PROJECT SUMMARY The epidermal growth factor (EGFR) oncogene is amplified and drives tumor growth in 55% of adult glioblastomas (GBMs). However, EGFR inhibitors have failed to demonstrate clinical benefit in GBM, presenting one of the most fundamental challenges facing the field of neuro-oncology. As highlighted by the National Cancer

Institute’s recent think tank on progress in GBM, despite clear signals about the genomic underpinnings of GBM, including the high frequency of EGFR amplification, new drug development programs have stalled because of the high risk of clinical failures. Intra-tumoral genetic heterogeneity, and the poor brain-plasma ratios of many

drug candidates, are thought to play a major role in clinical failure. Building on the team’s recent discoveries demonstrating that EGFR is amplified almost exclusively on extrachromosomal DNA particles (ecDNA), driving intra-tumoral genetic heterogeneity, accelerated tumor evolution, and EGFR inhibitor resistance, and their

discovery of actionable metabolic dependencies that arise when EGFR becomes amplified, this proposal will identify proteins on which EGFR-amplified GBMs selectively depend for survival, even in highly heterogeneous tumors. This proposal integrates a hypothesis-driven approach with unbiased discovery using activity-based

protein profiling (ABPP). In clinically relevant patient-derived models of GBM, this proposal takes a chemistry- first approach to discover both actionable dependencies that arise when EGFR is amplified and ligands that engage these proteins, which can be made to be highly brain-penetrant.
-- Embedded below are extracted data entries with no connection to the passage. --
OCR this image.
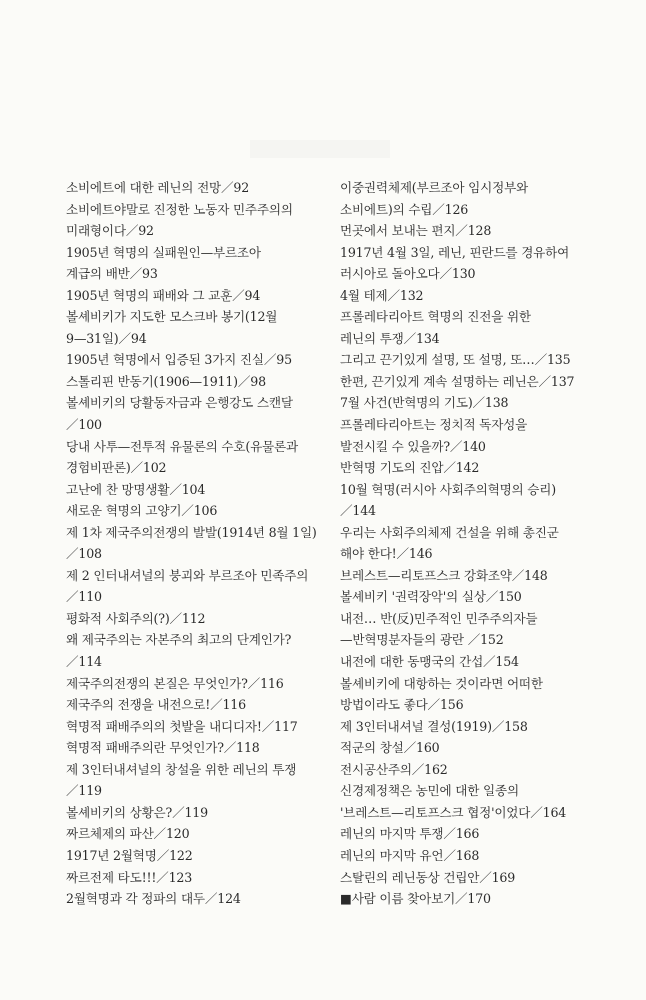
소비에트에 대한 레닌의 전망／92
소비에트야말로 진정한 노동자 민주주의의
미래형이다／92
1905년 혁명의 실패원인—부르조아
계급의 배반／93
1905년 혁명의 패배와 그 교훈／94
볼셰비키가 지도한 모스크바 봉기(12월
9—31일)／94
1905년 혁명에서 입증된 3가지 진실／95
스톨리핀 반동기(1906—1911)／98
볼셰비키의 당활동자금과 은행강도 스캔달
／100
당내 사투—전투적 유물론의 수호(유물론과
경험비판론)／102
고난에 찬 망명생활／104
새로운 혁명의 고양기／106
제 1차 제국주의전쟁의 발발(1914년 8월 1일)
／108
제 2 인터내셔널의 붕괴와 부르조아 민족주의
／110
평화적 사회주의(?)／112
왜 제국주의는 자본주의 최고의 단계인가?
／114
제국주의전쟁의 본질은 무엇인가?／116
제국주의 전쟁을 내전으로!／116
혁명적 패배주의의 첫발을 내디디자!／117
혁명적 패배주의란 무엇인가?／118
제 3인터내셔널의 창설을 위한 레닌의 투쟁
／119
볼셰비키의 상황은?／119
짜르체제의 파산／120
1917년 2월혁명／122
짜르전제 타도!!!／123
2월혁명과 각 정파의 대두／124
이중권력체제(부르조아 임시정부와
소비에트)의 수립／126
먼곳에서 보내는 편지／128
1917년 4월 3일, 레닌, 핀란드를 경유하여
러시아로 돌아오다／130
4월 테제／132
프롤레타리아트 혁명의 진전을 위한
레닌의 투쟁／134
그리고 끈기있게 설명, 또 설명, 또…／135
한편, 끈기있게 계속 설명하는 레닌은／137
7월 사건(반혁명의 기도)／138
프롤레타리아트는 정치적 독자성을
발전시킬 수 있을까?／140
반혁명 기도의 진압／142
10월 혁명(러시아 사회주의혁명의 승리)
／144
우리는 사회주의체제 건설을 위해 총진군
해야 한다!／146
브레스트—리토프스크 강화조약／148
볼셰비키 '권력장악'의 실상／150
내전… 반(反)민주적인 민주주의자들
—반혁명분자들의 광란 ／152
내전에 대한 동맹국의 간섭／154
볼셰비키에 대항하는 것이라면 어떠한
방법이라도 좋다／156
제 3인터내셔널 결성(1919)／158
적군의 창설／160
전시공산주의／162
신경제정책은 농민에 대한 일종의
'브레스트—리토프스크 협정'이었다／164
레닌의 마지막 투쟁／166
레닌의 마지막 유언／168
스탈린의 레닌동상 건립안／169
■사람 이름 찾아보기／170
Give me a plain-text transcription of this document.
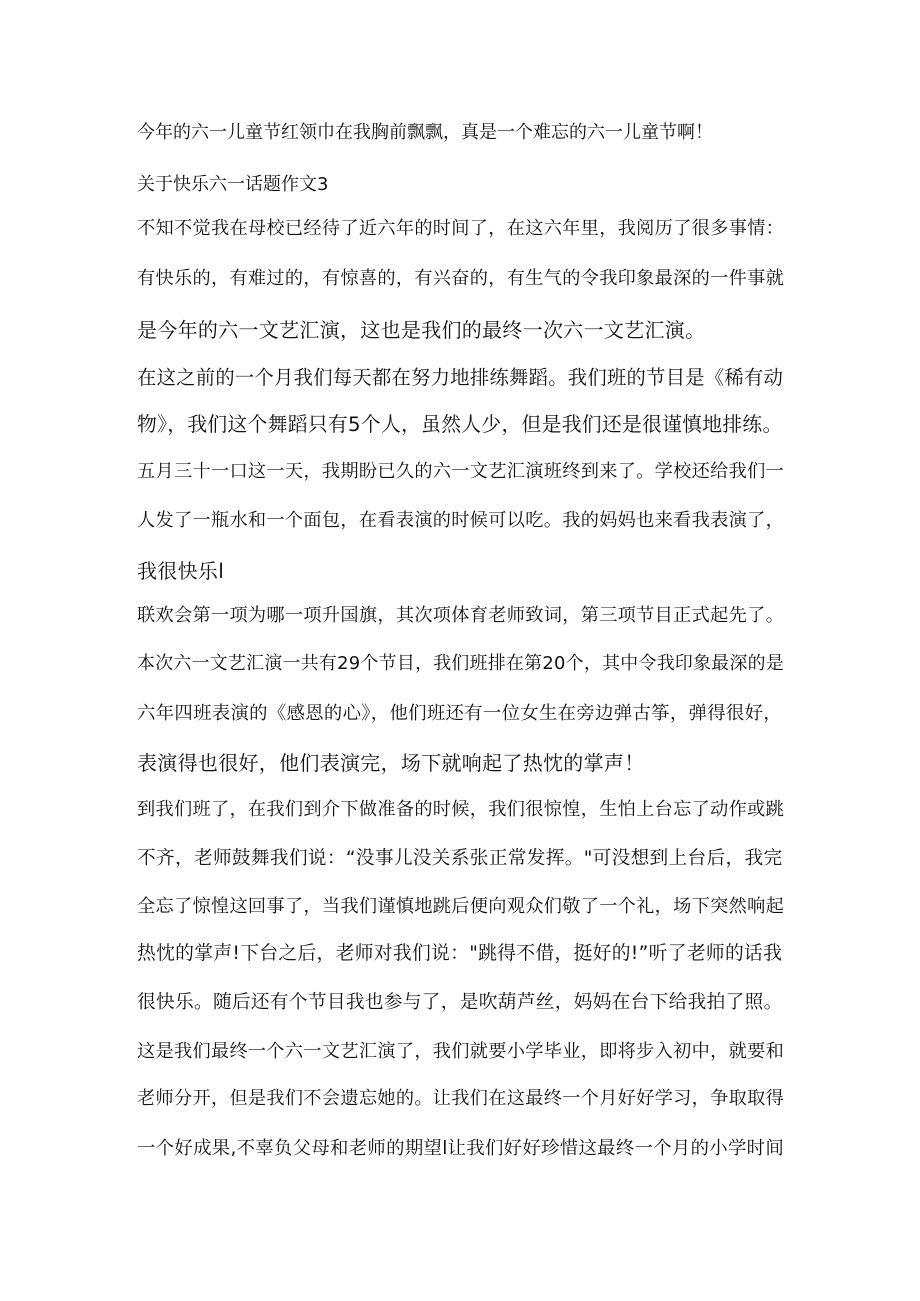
今年的六一儿童节红领巾在我胸前飘飘，真是一个难忘的六一儿童节啊！
关于快乐六一话题作文3
不知不觉我在母校已经待了近六年的时间了，在这六年里，我阅历了很多事情：
有快乐的，有难过的，有惊喜的，有兴奋的，有生气的令我印象最深的一件事就
是今年的六一文艺汇演，这也是我们的最终一次六一文艺汇演。
在这之前的一个月我们每天都在努力地排练舞蹈。我们班的节目是《稀有动
物》，我们这个舞蹈只有5个人，虽然人少，但是我们还是很谨慎地排练。
五月三十一口这一天，我期盼已久的六一文艺汇演班终到来了。学校还给我们一
人发了一瓶水和一个面包，在看表演的时候可以吃。我的妈妈也来看我表演了，
我很快乐l
联欢会第一项为哪一项升国旗，其次项体育老师致词，第三项节目正式起先了。
本次六一文艺汇演一共有29个节目，我们班排在第20个，其中令我印象最深的是
六年四班表演的《感恩的心》，他们班还有一位女生在旁边弹古筝，弹得很好，
表演得也很好，他们表演完，场下就响起了热忱的掌声！
到我们班了，在我们到介下做准备的时候，我们很惊惶，生怕上台忘了动作或跳
不齐，老师鼓舞我们说：“没事儿没关系张正常发挥。"可没想到上台后，我完
全忘了惊惶这回事了，当我们谨慎地跳后便向观众们敬了一个礼，场下突然响起
热忱的掌声!下台之后，老师对我们说："跳得不借，挺好的!”听了老师的话我
很快乐。随后还有个节目我也参与了，是吹葫芦丝，妈妈在台下给我拍了照。
这是我们最终一个六一文艺汇演了，我们就要小学毕业，即将步入初中，就要和
老师分开，但是我们不会遗忘她的。让我们在这最终一个月好好学习，争取取得
一个好成果,不辜负父母和老师的期望l让我们好好珍惜这最终一个月的小学时间
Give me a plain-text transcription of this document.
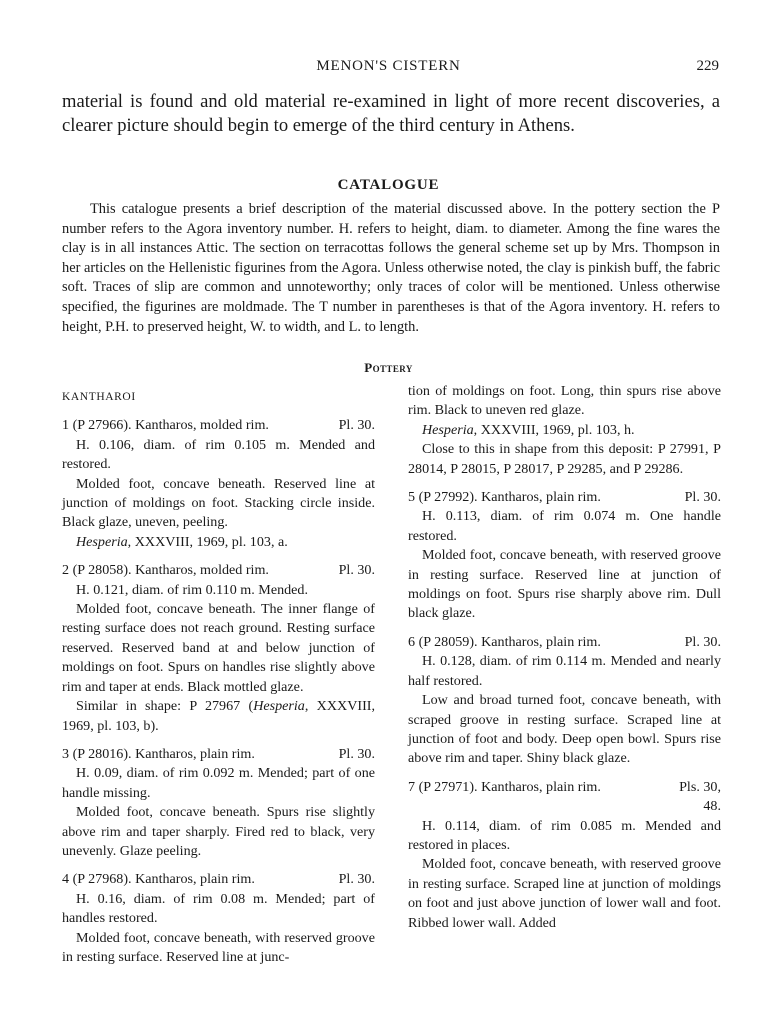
MENON'S CISTERN	229

material is found and old material re-examined in light of more recent discoveries, a clearer picture should begin to emerge of the third century in Athens.

CATALOGUE

This catalogue presents a brief description of the material discussed above. In the pottery section the P number refers to the Agora inventory number. H. refers to height, diam. to diameter. Among the fine wares the clay is in all instances Attic. The section on terracottas follows the general scheme set up by Mrs. Thompson in her articles on the Hellenistic figurines from the Agora. Unless otherwise noted, the clay is pinkish buff, the fabric soft. Traces of slip are common and unnoteworthy; only traces of color will be mentioned. Unless otherwise specified, the figurines are moldmade. The T number in parentheses is that of the Agora inventory. H. refers to height, P.H. to preserved height, W. to width, and L. to length.

Pottery

KANTHAROI

1 (P 27966). Kantharos, molded rim.	Pl. 30.

H. 0.106, diam. of rim 0.105 m. Mended and restored.

Molded foot, concave beneath. Reserved line at junction of moldings on foot. Stacking circle inside. Black glaze, uneven, peeling.

Hesperia, XXXVIII, 1969, pl. 103, a.

2 (P 28058). Kantharos, molded rim.	Pl. 30.

H. 0.121, diam. of rim 0.110 m. Mended.

Molded foot, concave beneath. The inner flange of resting surface does not reach ground. Resting surface reserved. Reserved band at and below junction of moldings on foot. Spurs on handles rise slightly above rim and taper at ends. Black mottled glaze.

Similar in shape: P 27967 (Hesperia, XXXVIII, 1969, pl. 103, b).

3 (P 28016). Kantharos, plain rim.	Pl. 30.

H. 0.09, diam. of rim 0.092 m. Mended; part of one handle missing.

Molded foot, concave beneath. Spurs rise slightly above rim and taper sharply. Fired red to black, very unevenly. Glaze peeling.

4 (P 27968). Kantharos, plain rim.	Pl. 30.

H. 0.16, diam. of rim 0.08 m. Mended; part of handles restored.

Molded foot, concave beneath, with reserved groove in resting surface. Reserved line at junc-

tion of moldings on foot. Long, thin spurs rise above rim. Black to uneven red glaze.

Hesperia, XXXVIII, 1969, pl. 103, h.

Close to this in shape from this deposit: P 27991, P 28014, P 28015, P 28017, P 29285, and P 29286.

5 (P 27992). Kantharos, plain rim.	Pl. 30.

H. 0.113, diam. of rim 0.074 m. One handle restored.

Molded foot, concave beneath, with reserved groove in resting surface. Reserved line at junction of moldings on foot. Spurs rise sharply above rim. Dull black glaze.

6 (P 28059). Kantharos, plain rim.	Pl. 30.

H. 0.128, diam. of rim 0.114 m. Mended and nearly half restored.

Low and broad turned foot, concave beneath, with scraped groove in resting surface. Scraped line at junction of foot and body. Deep open bowl. Spurs rise above rim and taper. Shiny black glaze.

Pls. 30, 48.
7 (P 27971). Kantharos, plain rim.

H. 0.114, diam. of rim 0.085 m. Mended and restored in places.

Molded foot, concave beneath, with reserved groove in resting surface. Scraped line at junction of moldings on foot and just above junction of lower wall and foot. Ribbed lower wall. Added
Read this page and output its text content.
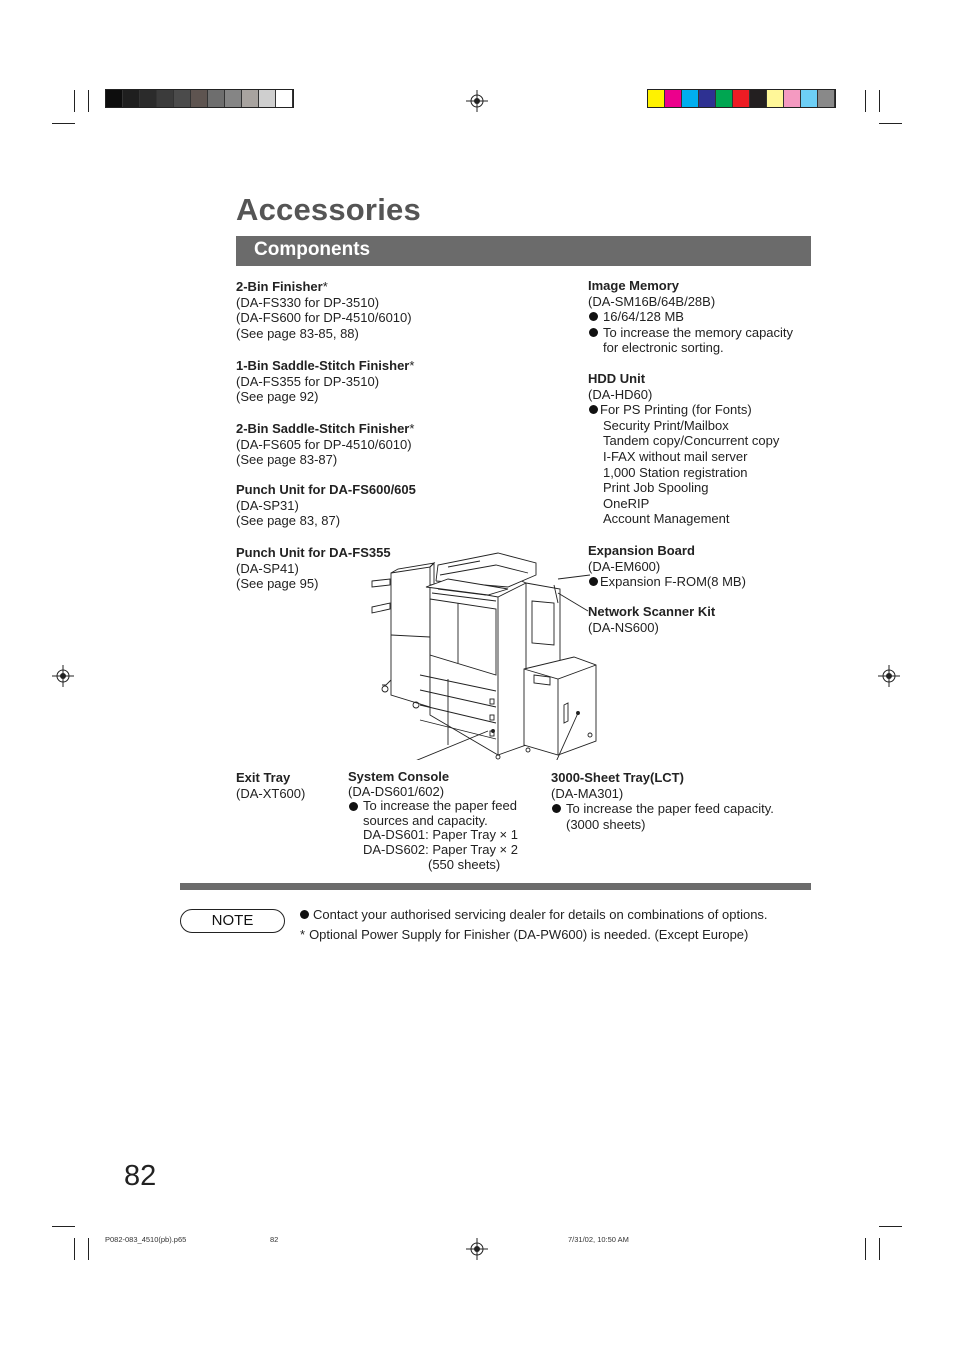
Accessories
Components
2-Bin Finisher*
(DA-FS330 for DP-3510)
(DA-FS600 for DP-4510/6010)
(See page 83-85, 88)
1-Bin Saddle-Stitch Finisher*
(DA-FS355 for DP-3510)
(See page 92)
2-Bin Saddle-Stitch Finisher*
(DA-FS605 for DP-4510/6010)
(See page 83-87)
Punch Unit for DA-FS600/605
(DA-SP31)
(See page 83, 87)
Punch Unit for DA-FS355
(DA-SP41)
(See page 95)
Image Memory
(DA-SM16B/64B/28B)
16/64/128 MB
To increase the memory capacity
for electronic sorting.
HDD Unit
(DA-HD60)
For PS Printing (for Fonts)
Security Print/Mailbox
Tandem copy/Concurrent copy
I-FAX without mail server
1,000 Station registration
Print Job Spooling
OneRIP
Account Management
Expansion Board
(DA-EM600)
Expansion F-ROM(8 MB)
Network Scanner Kit
(DA-NS600)
Exit Tray
(DA-XT600)
System Console
(DA-DS601/602)
To increase the paper feed
sources and capacity.
DA-DS601: Paper Tray × 1
DA-DS602: Paper Tray × 2
(550 sheets)
3000-Sheet Tray(LCT)
(DA-MA301)
To increase the paper feed capacity.
(3000 sheets)
NOTE	Contact your authorised servicing dealer for details on combinations of options.
* Optional Power Supply for Finisher (DA-PW600) is needed. (Except Europe)
82
P082-083_4510(pb).p65	82	7/31/02, 10:50 AM
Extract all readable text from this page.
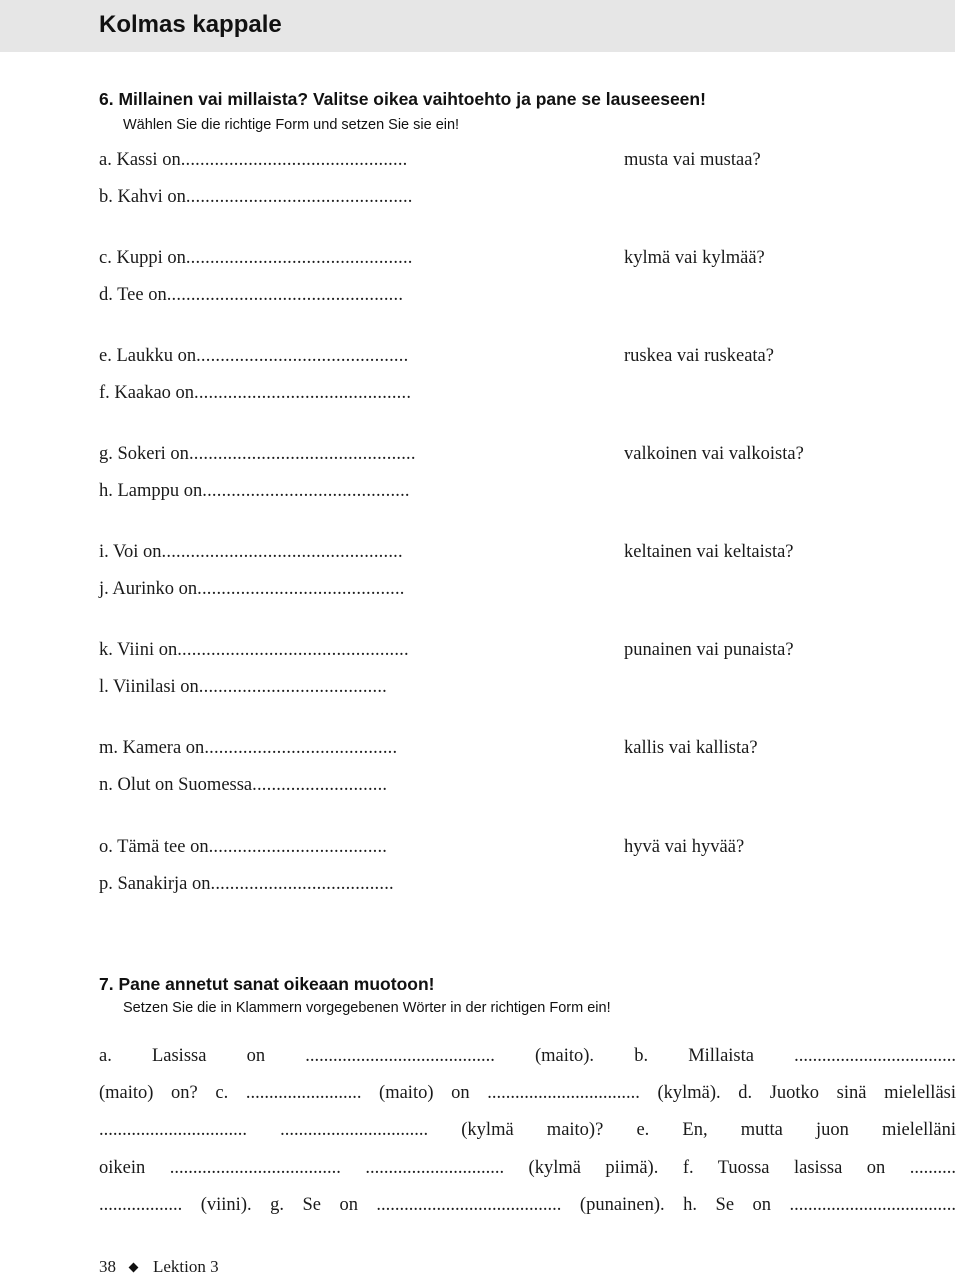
Kolmas kappale
6. Millainen vai millaista? Valitse oikea vaihtoehto ja pane se lauseeseen!
Wählen Sie die richtige Form und setzen Sie sie ein!
a. Kassi on ...............................................
b. Kahvi on ...............................................
c. Kuppi on ...............................................
d. Tee on .................................................
e. Laukku on ............................................
f. Kaakao on .............................................
g. Sokeri on ...............................................
h. Lamppu on ...........................................
i. Voi on ..................................................
j. Aurinko on ...........................................
k. Viini on ................................................
l. Viinilasi on .......................................
m. Kamera on ........................................
n. Olut on Suomessa ............................
o. Tämä tee on .....................................
p. Sanakirja on ......................................
musta vai mustaa?
kylmä vai kylmää?
ruskea vai ruskeata?
valkoinen vai valkoista?
keltainen vai keltaista?
punainen vai punaista?
kallis vai kallista?
hyvä vai hyvää?
7. Pane annetut sanat oikeaan muotoon!
Setzen Sie die in Klammern vorgegebenen Wörter in der richtigen Form ein!
a. Lasissa on ......................................... (maito). b. Millaista ...................................
(maito) on? c. ......................... (maito) on ................................. (kylmä). d. Juotko sinä mielelläsi
................................ ................................ (kylmä maito)? e. En, mutta juon mielelläni
oikein ..................................... .............................. (kylmä piimä). f. Tuossa lasissa on ..........
.................. (viini). g. Se on ........................................ (punainen). h. Se on ....................................
38 Lektion 3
By deploying fully functionalized (FF)

small-molecule libraries to enable direct progression from phenotypic screening to target identification in living GBM cells, including in patient-derived GBMs with amplified EGFR, this proposal is poised to inform actionable therapeutic targets for patients in vivo. The proposed integrated approach provides a rapid route towards

initiating new drug development that directly addresses the fundamental challenges of GBM.